Affascinante. Hanno perso le elezioni, si sentono spazzati dalla penisola e cosa fanno? Comprano dischi. Poi come lo smentiamo, che la canzone italiana nasce consolatoria? La top ten, come d’abitudine, brulica di dolenti profeti di sinistra: Jovanotti, Vasco Rossi, Pino Daniele, Gianna Nannini – e a sinistra ci metto persino Max Pezzali col suo primo live, al n.5. Non oso tanto con Biagio Antonacci, new entry, n.6: le sue melense boiate nuovamente antologizzate non sono riconducibili al pensiero progressista né a quello conservatore: e nemmeno a una forma di vita: casomai a un’attività ameboide, unicellulare. Ah, incidentalmente, rientrano in top 10 i Negramaro – prima band italiana a San Siro. Si sperava in qualcosa di meglio, ma questo passa il convento (d’altra parte al n.19 entrano in classifica i Modà, il che testimonia che troppi ventenni hanno un orecchio putrescente). Ne escono Fabri Fibra, Daniele Silvestri, Afterhours e Leona Lewis. Madonna (n.2) e Amy Winehouse (n.8) sono le uniche straniere nelle parti nobili. E quanto al n.1, eccovi il più antico e carismatico dei compagni da salotto, raffigurato con l’ennesimo stupido cappello da poeta sul disco Per brevità chiamato artista. Sapete, non è nemmeno il disco più schifoso che ha fatto negli ultimi 15 anni.

Anche se Volavola è proprio da schiaffi: “Vola il pavone e vola il cardellino” – seguono puttanate sul grano e la farina, da canzone popolare antica confezionata per lo sdilinquimento degli amichetti del Tenco – quando poi partono i mandolini e le Sparagnate, vien proprio da mandarlo affanculo, al vecchio Ciccio. E alla fine, perché no? Ogni uomo manda affanculo la cosa che ama, diceva (all’incirca) Oscar Wilde: il problema è liberarsi della ragazza la cui faccia ricorda il crollo di una diga, degli aerei che stanno al cielo come le navi al mare, dei matti che vanno contenti, e persino degli uomini col machete sui fuoristrada.

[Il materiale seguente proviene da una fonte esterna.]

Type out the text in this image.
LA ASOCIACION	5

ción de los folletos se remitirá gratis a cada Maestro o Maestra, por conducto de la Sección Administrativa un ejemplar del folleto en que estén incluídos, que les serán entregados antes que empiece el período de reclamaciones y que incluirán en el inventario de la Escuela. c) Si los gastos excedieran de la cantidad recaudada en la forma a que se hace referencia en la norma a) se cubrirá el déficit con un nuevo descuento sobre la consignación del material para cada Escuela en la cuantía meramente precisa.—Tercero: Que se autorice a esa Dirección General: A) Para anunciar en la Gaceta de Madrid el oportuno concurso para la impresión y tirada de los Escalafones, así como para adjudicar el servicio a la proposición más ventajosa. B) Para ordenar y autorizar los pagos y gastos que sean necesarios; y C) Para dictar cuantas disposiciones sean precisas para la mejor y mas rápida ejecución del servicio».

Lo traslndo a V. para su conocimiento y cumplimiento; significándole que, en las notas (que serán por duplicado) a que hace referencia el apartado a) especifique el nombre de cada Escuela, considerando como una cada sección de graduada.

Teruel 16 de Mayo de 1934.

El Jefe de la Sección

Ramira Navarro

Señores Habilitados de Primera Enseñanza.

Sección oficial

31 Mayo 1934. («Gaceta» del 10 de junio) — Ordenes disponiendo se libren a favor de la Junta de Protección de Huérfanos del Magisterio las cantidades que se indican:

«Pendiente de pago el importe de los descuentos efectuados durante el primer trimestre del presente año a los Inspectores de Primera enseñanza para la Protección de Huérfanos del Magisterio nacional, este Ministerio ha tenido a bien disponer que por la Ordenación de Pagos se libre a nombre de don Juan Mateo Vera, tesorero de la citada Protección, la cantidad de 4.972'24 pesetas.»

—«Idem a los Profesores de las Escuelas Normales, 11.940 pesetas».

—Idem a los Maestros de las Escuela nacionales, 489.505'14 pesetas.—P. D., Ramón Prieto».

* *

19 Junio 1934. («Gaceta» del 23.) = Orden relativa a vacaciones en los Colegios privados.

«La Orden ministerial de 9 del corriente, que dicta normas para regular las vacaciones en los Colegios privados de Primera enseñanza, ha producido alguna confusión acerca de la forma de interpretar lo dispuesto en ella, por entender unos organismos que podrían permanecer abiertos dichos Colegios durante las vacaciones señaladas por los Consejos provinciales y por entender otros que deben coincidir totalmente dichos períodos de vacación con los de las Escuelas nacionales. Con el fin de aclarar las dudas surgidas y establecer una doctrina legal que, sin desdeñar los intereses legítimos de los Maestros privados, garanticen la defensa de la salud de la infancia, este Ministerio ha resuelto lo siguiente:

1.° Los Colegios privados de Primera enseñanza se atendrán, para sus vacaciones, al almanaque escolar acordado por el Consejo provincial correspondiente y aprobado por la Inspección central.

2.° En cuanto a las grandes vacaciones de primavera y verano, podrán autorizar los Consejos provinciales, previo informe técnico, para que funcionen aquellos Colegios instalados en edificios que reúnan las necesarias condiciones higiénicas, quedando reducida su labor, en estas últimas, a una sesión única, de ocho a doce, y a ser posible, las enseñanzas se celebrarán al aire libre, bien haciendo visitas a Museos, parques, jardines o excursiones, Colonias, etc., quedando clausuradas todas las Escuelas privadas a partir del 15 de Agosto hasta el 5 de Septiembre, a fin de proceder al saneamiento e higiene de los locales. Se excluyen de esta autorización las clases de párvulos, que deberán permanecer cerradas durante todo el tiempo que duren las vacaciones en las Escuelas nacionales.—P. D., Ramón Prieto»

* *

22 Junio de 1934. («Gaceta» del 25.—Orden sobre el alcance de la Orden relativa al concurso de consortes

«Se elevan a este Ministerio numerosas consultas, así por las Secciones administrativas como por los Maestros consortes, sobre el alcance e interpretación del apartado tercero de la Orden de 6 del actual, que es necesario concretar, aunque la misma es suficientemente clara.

Okay, fatto – vaffanculo, Francesco De Gregori. Fottiti, Principe, Bacio Perugina in carta stagnola rossiccia, tu e il tuo elegante articolino sulla “gente senza cuore in giro per la città”. Vai in mona, col tuo sospiro sulla “sinistra che era paralizzata e la destra che lavorava in certe stanze stanche dove discutono di psichiatria, terrorismo e fotografia”. Va’ a dà via i ciapp, con le tue musiche orrende, pensate in mezzo minuto, che quella meno scontata è un esercizietto di ironia intitolato Carne umana per colazione - e suona come Live is life, mondo schifoso. Vattela a pijà ’n der culo, De Gregori, che dispensi con abilità frasine a effetto tue o scelte laddove il tuo laureato pubblico le potrà riconoscere (“Non ci si può bagnare per due volte nello stesso fiume”). Vacci, Francesco, tu e quel poetarvi addosso che Berlusconi realmente non può chiedere di meglio. Vacci con Walter e Nanni e tutti gli amichetti – e se ci trovate anche dei fiori in questa storia, sono vostri.